Desde la Diócesis de Ciudad Juárez, el Padre Eduardo Hayen Cuarón, también reconocido exorcista, expresó su consternación por los hechos. A través de sus redes sociales, el clérigo compartió su vergüenza y tristeza, destacando la confesión de la madre de no querer al niño y su posterior acción de arrojar el cuerpo en un costal. “La noticia ha conmocionado al país”, afirmó el Padre Hayen el 21 de marzo, haciendo eco del sentir generalizado de la población.

Las declaraciones del sacerdote han ido más allá de la mera condena del acto, invitando a la sociedad a una introspección moral y espiritual.

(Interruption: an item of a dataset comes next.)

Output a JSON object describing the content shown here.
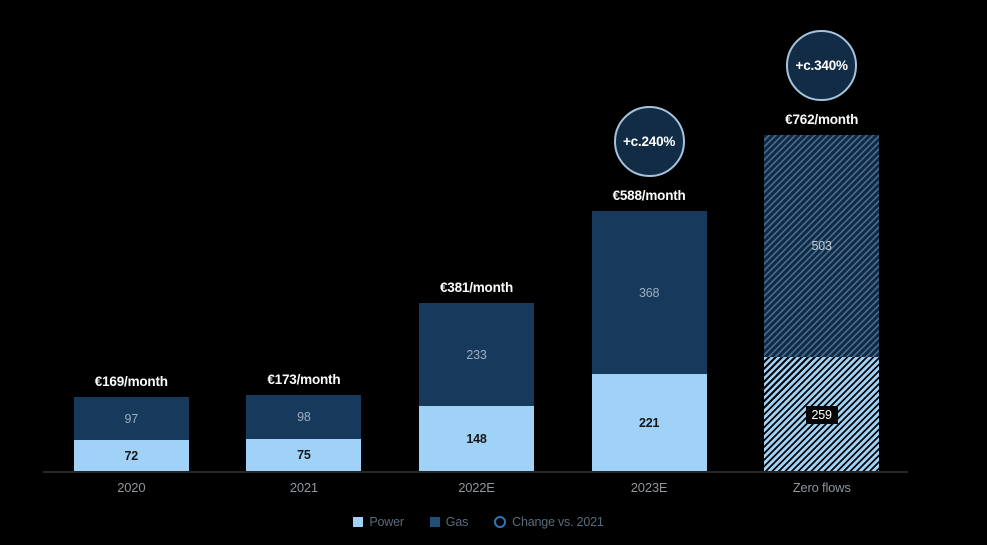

El Padre Hayen subrayó que el caso de Eitan Daniel expone “la cólera de Dios”, no como una manifestación de ira divina, sino como el profundo dolor que el alma experimenta al confrontar “la brutalidad del pecado”. Para el director de Presencia, este tipo de actos representan un “atropello a la dignidad y a la inocencia humana”, contrastando vivamente con los principios de santidad, pureza y amor que, según la fe, emanan de Dios.

En su análisis, el sacerdote mexicano no dudó en señalar la presencia de “el fétido olor de la acción del maligno”, interpretando que las fuerzas oscuras aprovechan las heridas emocionales, los traumas y las violencias inherentes a las vidas y entornos familiares para sembrar un ciclo de pecado, destrucción y muerte. Sin embargo, el Padre Hayen enfatizó que esta influencia maligna no exime a los individuos de su libertad ni de su responsabilidad. “La acción del maligno no elimina la libertad humana pero sí la puede condicionar. El demonio no es el culpable directo. Es ella (la madre) responsable de su acción, aunque influida por el espíritu de las tinieblas”, precisó, diferenciando la influencia demoníaca de la voluntad individual.

El Padre Hayen Cuarón también hizo un llamado a la reflexión sobre la “pérdida extrema de la sensibilidad a la vida humana inocente”, especialmente cuando esta ha sido confiada a nuestro cuidado, y a la propia conciencia, concebida como el “sagrario donde Dios nos habla”. Para el sacerdote, la tragedia de Eitan Daniel es un síntoma de un “espantoso vacío” que se ha gestado en una sociedad que, a su juicio, ha perdido sus raíces cristianas. Una sociedad que, según su perspectiva, se mueve predominantemente por valores materiales, por la búsqueda insaciable de la posesión y del placer, y que llega a ver el aborto como una “única solución a los bebés que no son deseados”.

En un cierre cargado de esperanza y fe, el Padre Hayen elevó sus plegarias para que “el Señor tenga piedad de nosotros, despierte nuestras conciencias y, con ayuda de su Espíritu, trabajemos sin cansarnos sembrando el Evangelio de la vida”. Su mensaje resuena como un clamor en medio de la consternación, instando a la sociedad mexicana a un examen de conciencia colectivo y a un renovado compromiso con la protección de la vida en todas sus formas, especialmente la de los más vulnerables. El caso de Eitan Daniel, lejos de ser un suceso aislado, se erige como un recordatorio brutal de la urgencia de fortalecer los lazos comunitarios, los valores éticos y el respeto por la dignidad humana.